Tchad : Non, le chef de l’Etat n’a pas accordé de permis de tuer selon la présidence

Tchad : Non, le chef de l’Etat n’a pas accordé de permis de tuer selon la présidence

La direction générale de la communication de la présidence de la République, à travers un communiqué de presse publié ce 19 août 2019,  dénonce l’interprétation faite par certains Tchadiens à la
suite de la déclaration du chef de l’Etat Idriss Déby Itno, dans la province du Sila.
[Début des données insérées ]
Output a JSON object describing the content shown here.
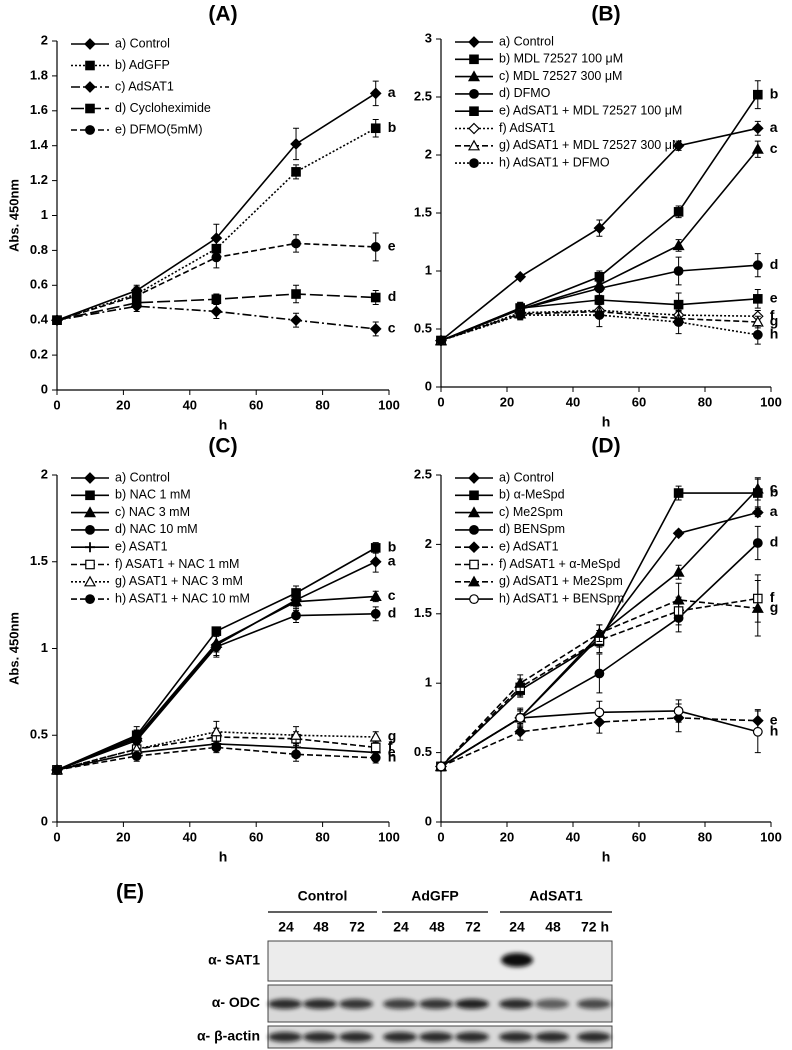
{
  "chart_data": [
    {
      "type": "line",
      "title": "(A)",
      "xlabel": "h",
      "ylabel": "Abs. 450nm",
      "legend": "upper left",
      "x": [
        0,
        24,
        48,
        72,
        96
      ],
      "xlim": [
        0,
        100
      ],
      "xticks": [
        0,
        20,
        40,
        60,
        80,
        100
      ],
      "ylim": [
        0,
        2
      ],
      "yticks": [
        0,
        0.2,
        0.4,
        0.6,
        0.8,
        1,
        1.2,
        1.4,
        1.6,
        1.8,
        2
      ],
      "series": [
        {
          "name": "a) Control",
          "end_label": "a",
          "color": "#000000",
          "marker": "diamond",
          "filled": true,
          "dash": "solid",
          "values": [
            0.4,
            0.57,
            0.87,
            1.41,
            1.7
          ],
          "errors": [
            0,
            0.03,
            0.08,
            0.09,
            0.07
          ]
        },
        {
          "name": "b) AdGFP",
          "end_label": "b",
          "color": "#000000",
          "marker": "square",
          "filled": true,
          "dash": "dotted",
          "values": [
            0.4,
            0.55,
            0.81,
            1.25,
            1.5
          ],
          "errors": [
            0,
            0.03,
            0.06,
            0.04,
            0.05
          ]
        },
        {
          "name": "c) AdSAT1",
          "end_label": "c",
          "color": "#000000",
          "marker": "diamond",
          "filled": true,
          "dash": "dashdot",
          "values": [
            0.4,
            0.48,
            0.45,
            0.4,
            0.35
          ],
          "errors": [
            0,
            0.03,
            0.04,
            0.04,
            0.04
          ]
        },
        {
          "name": "d) Cycloheximide",
          "end_label": "d",
          "color": "#000000",
          "marker": "square",
          "filled": true,
          "dash": "longdash",
          "values": [
            0.4,
            0.5,
            0.52,
            0.55,
            0.53
          ],
          "errors": [
            0,
            0.03,
            0.03,
            0.05,
            0.04
          ]
        },
        {
          "name": "e) DFMO(5mM)",
          "end_label": "e",
          "color": "#000000",
          "marker": "circle",
          "filled": true,
          "dash": "dashed",
          "values": [
            0.4,
            0.54,
            0.76,
            0.84,
            0.82
          ],
          "errors": [
            0,
            0.05,
            0.06,
            0.05,
            0.08
          ]
        }
      ]
    },
    {
      "type": "line",
      "title": "(B)",
      "xlabel": "h",
      "legend": "upper left",
      "x": [
        0,
        24,
        48,
        72,
        96
      ],
      "xlim": [
        0,
        100
      ],
      "xticks": [
        0,
        20,
        40,
        60,
        80,
        100
      ],
      "ylim": [
        0,
        3
      ],
      "yticks": [
        0,
        0.5,
        1,
        1.5,
        2,
        2.5,
        3
      ],
      "series": [
        {
          "name": "a) Control",
          "end_label": "a",
          "color": "#000000",
          "marker": "diamond",
          "filled": true,
          "dash": "solid",
          "values": [
            0.4,
            0.95,
            1.37,
            2.08,
            2.23
          ],
          "errors": [
            0,
            0.02,
            0.07,
            0.04,
            0.06
          ]
        },
        {
          "name": "b) MDL 72527 100 μM",
          "end_label": "b",
          "color": "#000000",
          "marker": "square",
          "filled": true,
          "dash": "solid",
          "values": [
            0.4,
            0.68,
            0.95,
            1.51,
            2.52
          ],
          "errors": [
            0,
            0.05,
            0.05,
            0.05,
            0.12
          ]
        },
        {
          "name": "c) MDL 72527 300 μM",
          "end_label": "c",
          "color": "#000000",
          "marker": "triangle",
          "filled": true,
          "dash": "solid",
          "values": [
            0.4,
            0.67,
            0.88,
            1.22,
            2.05
          ],
          "errors": [
            0,
            0.05,
            0.05,
            0.05,
            0.07
          ]
        },
        {
          "name": "d) DFMO",
          "end_label": "d",
          "color": "#000000",
          "marker": "circle",
          "filled": true,
          "dash": "solid",
          "values": [
            0.4,
            0.67,
            0.85,
            1.0,
            1.05
          ],
          "errors": [
            0,
            0.05,
            0.06,
            0.12,
            0.1
          ]
        },
        {
          "name": "e) AdSAT1  + MDL 72527 100 μM",
          "end_label": "e",
          "color": "#000000",
          "marker": "square",
          "filled": true,
          "dash": "solid",
          "values": [
            0.4,
            0.68,
            0.75,
            0.71,
            0.76
          ],
          "errors": [
            0,
            0.05,
            0.08,
            0.1,
            0.08
          ]
        },
        {
          "name": "f) AdSAT1",
          "end_label": "f",
          "color": "#000000",
          "marker": "diamond",
          "filled": false,
          "dash": "dotted",
          "values": [
            0.4,
            0.64,
            0.66,
            0.62,
            0.61
          ],
          "errors": [
            0,
            0.05,
            0.06,
            0.05,
            0.05
          ]
        },
        {
          "name": "g) AdSAT1  + MDL 72527 300 μM",
          "end_label": "g",
          "color": "#000000",
          "marker": "triangle",
          "filled": false,
          "dash": "dashed",
          "values": [
            0.4,
            0.63,
            0.65,
            0.59,
            0.56
          ],
          "errors": [
            0,
            0.05,
            0.06,
            0.06,
            0.05
          ]
        },
        {
          "name": "h) AdSAT1 + DFMO",
          "end_label": "h",
          "color": "#000000",
          "marker": "circle",
          "filled": true,
          "dash": "dotted",
          "values": [
            0.4,
            0.62,
            0.62,
            0.56,
            0.45
          ],
          "errors": [
            0,
            0.04,
            0.1,
            0.1,
            0.08
          ]
        }
      ]
    },
    {
      "type": "line",
      "title": "(C)",
      "xlabel": "h",
      "ylabel": "Abs. 450nm",
      "legend": "upper left",
      "x": [
        0,
        24,
        48,
        72,
        96
      ],
      "xlim": [
        0,
        100
      ],
      "xticks": [
        0,
        20,
        40,
        60,
        80,
        100
      ],
      "ylim": [
        0,
        2
      ],
      "yticks": [
        0,
        0.5,
        1,
        1.5,
        2
      ],
      "series": [
        {
          "name": "a) Control",
          "end_label": "a",
          "color": "#000000",
          "marker": "diamond",
          "filled": true,
          "dash": "solid",
          "values": [
            0.3,
            0.48,
            1.02,
            1.28,
            1.5
          ],
          "errors": [
            0,
            0.04,
            0.06,
            0.04,
            0.06
          ]
        },
        {
          "name": "b) NAC 1 mM",
          "end_label": "b",
          "color": "#000000",
          "marker": "square",
          "filled": true,
          "dash": "solid",
          "values": [
            0.3,
            0.5,
            1.1,
            1.32,
            1.58
          ],
          "errors": [
            0,
            0.05,
            0.02,
            0.04,
            0.03
          ]
        },
        {
          "name": "c) NAC 3 mM",
          "end_label": "c",
          "color": "#000000",
          "marker": "triangle",
          "filled": true,
          "dash": "solid",
          "values": [
            0.3,
            0.49,
            1.03,
            1.27,
            1.3
          ],
          "errors": [
            0,
            0.04,
            0.05,
            0.05,
            0.03
          ]
        },
        {
          "name": "d) NAC 10 mM",
          "end_label": "d",
          "color": "#000000",
          "marker": "circle",
          "filled": true,
          "dash": "solid",
          "values": [
            0.3,
            0.47,
            1.01,
            1.19,
            1.2
          ],
          "errors": [
            0,
            0.04,
            0.06,
            0.04,
            0.04
          ]
        },
        {
          "name": "e) ASAT1",
          "end_label": "e",
          "color": "#000000",
          "marker": "plus",
          "filled": true,
          "dash": "solid",
          "values": [
            0.3,
            0.4,
            0.45,
            0.43,
            0.4
          ],
          "errors": [
            0,
            0.03,
            0.04,
            0.03,
            0.03
          ]
        },
        {
          "name": "f) ASAT1 + NAC 1 mM",
          "end_label": "f",
          "color": "#000000",
          "marker": "square",
          "filled": false,
          "dash": "dashed",
          "values": [
            0.3,
            0.42,
            0.49,
            0.48,
            0.43
          ],
          "errors": [
            0,
            0.03,
            0.05,
            0.04,
            0.04
          ]
        },
        {
          "name": "g) ASAT1 + NAC 3 mM",
          "end_label": "g",
          "color": "#000000",
          "marker": "triangle",
          "filled": false,
          "dash": "dotted",
          "values": [
            0.3,
            0.42,
            0.52,
            0.5,
            0.49
          ],
          "errors": [
            0,
            0.03,
            0.06,
            0.05,
            0.03
          ]
        },
        {
          "name": "h) ASAT1 + NAC 10 mM",
          "end_label": "h",
          "color": "#000000",
          "marker": "circle",
          "filled": true,
          "dash": "dashed",
          "values": [
            0.3,
            0.38,
            0.43,
            0.39,
            0.37
          ],
          "errors": [
            0,
            0.03,
            0.03,
            0.04,
            0.03
          ]
        }
      ]
    },
    {
      "type": "line",
      "title": "(D)",
      "xlabel": "h",
      "legend": "upper left",
      "x": [
        0,
        24,
        48,
        72,
        96
      ],
      "xlim": [
        0,
        100
      ],
      "xticks": [
        0,
        20,
        40,
        60,
        80,
        100
      ],
      "ylim": [
        0,
        2.5
      ],
      "yticks": [
        0,
        0.5,
        1,
        1.5,
        2,
        2.5
      ],
      "series": [
        {
          "name": "a) Control",
          "end_label": "a",
          "color": "#000000",
          "marker": "diamond",
          "filled": true,
          "dash": "solid",
          "values": [
            0.4,
            0.75,
            1.33,
            2.08,
            2.23
          ],
          "errors": [
            0,
            0.03,
            0.05,
            0.02,
            0.03
          ]
        },
        {
          "name": " b) α-MeSpd",
          "end_label": "b",
          "color": "#000000",
          "marker": "square",
          "filled": true,
          "dash": "solid",
          "values": [
            0.4,
            0.95,
            1.3,
            2.37,
            2.37
          ],
          "errors": [
            0,
            0.05,
            0.08,
            0.05,
            0.1
          ]
        },
        {
          "name": "c)  Me2Spm",
          "end_label": "c",
          "color": "#000000",
          "marker": "triangle",
          "filled": true,
          "dash": "solid",
          "values": [
            0.4,
            0.75,
            1.35,
            1.8,
            2.4
          ],
          "errors": [
            0,
            0.05,
            0.07,
            0.05,
            0.08
          ]
        },
        {
          "name": "d) BENSpm",
          "end_label": "d",
          "color": "#000000",
          "marker": "circle",
          "filled": true,
          "dash": "solid",
          "values": [
            0.4,
            0.75,
            1.07,
            1.47,
            2.01
          ],
          "errors": [
            0,
            0.06,
            0.14,
            0.1,
            0.12
          ]
        },
        {
          "name": "e) AdSAT1",
          "end_label": "e",
          "color": "#000000",
          "marker": "diamond",
          "filled": true,
          "dash": "dashed",
          "values": [
            0.4,
            0.65,
            0.72,
            0.75,
            0.73
          ],
          "errors": [
            0,
            0.06,
            0.08,
            0.1,
            0.08
          ]
        },
        {
          "name": "f) AdSAT1 + α-MeSpd",
          "end_label": "f",
          "color": "#000000",
          "marker": "square",
          "filled": false,
          "dash": "dashed",
          "values": [
            0.4,
            0.97,
            1.31,
            1.52,
            1.61
          ],
          "errors": [
            0,
            0.06,
            0.05,
            0.1,
            0.17
          ]
        },
        {
          "name": "g) AdSAT1  + Me2Spm",
          "end_label": "g",
          "color": "#000000",
          "marker": "triangle",
          "filled": true,
          "dash": "dashed",
          "values": [
            0.4,
            1.0,
            1.36,
            1.6,
            1.54
          ],
          "errors": [
            0,
            0.06,
            0.06,
            0.12,
            0.2
          ]
        },
        {
          "name": "h) AdSAT1 + BENSpm",
          "end_label": "h",
          "color": "#000000",
          "marker": "circle",
          "filled": false,
          "dash": "solid",
          "values": [
            0.4,
            0.75,
            0.79,
            0.8,
            0.65
          ],
          "errors": [
            0,
            0.07,
            0.08,
            0.08,
            0.15
          ]
        }
      ]
    }
  ],
  "blot": {
    "title": "(E)",
    "groups": [
      "Control",
      "AdGFP",
      "AdSAT1"
    ],
    "lanes": [
      "24",
      "48",
      "72",
      "24",
      "48",
      "72",
      "24",
      "48",
      "72 h"
    ],
    "rows": [
      "α- SAT1",
      "α- ODC",
      "α- β-actin"
    ]
  }
}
Une communication relative à la multiplication des massacres inter-communautaires dans certaines provinces du pays.

Le 18 août, lors de son séjour à Goz Beida dans la province du Sila pour tenter de trouver une solution aux conflits inter-communautaires, le chef de l’Etat, Idriss Deby Itno, aurait demandé aux forces de l’ordre  d’ouvrir le feu sur ceux qui ne voudraient pas obtempérer. « Cette instruction présidentielle de bon sens exprimée dans des termes imagés très clairs n’est en rien un permis de tuer, mais plutôt un ordre donné aux forces de défense et de sécurité d’user des procédures et de tous les moyens, en dernier recours, pour stopper d’éventuelles tueries en cours perpétrées par des hommes armés » explique la présidence de la République par le communiqué signé de son directeur général de la communication, Abdoulaye Ngardiguina.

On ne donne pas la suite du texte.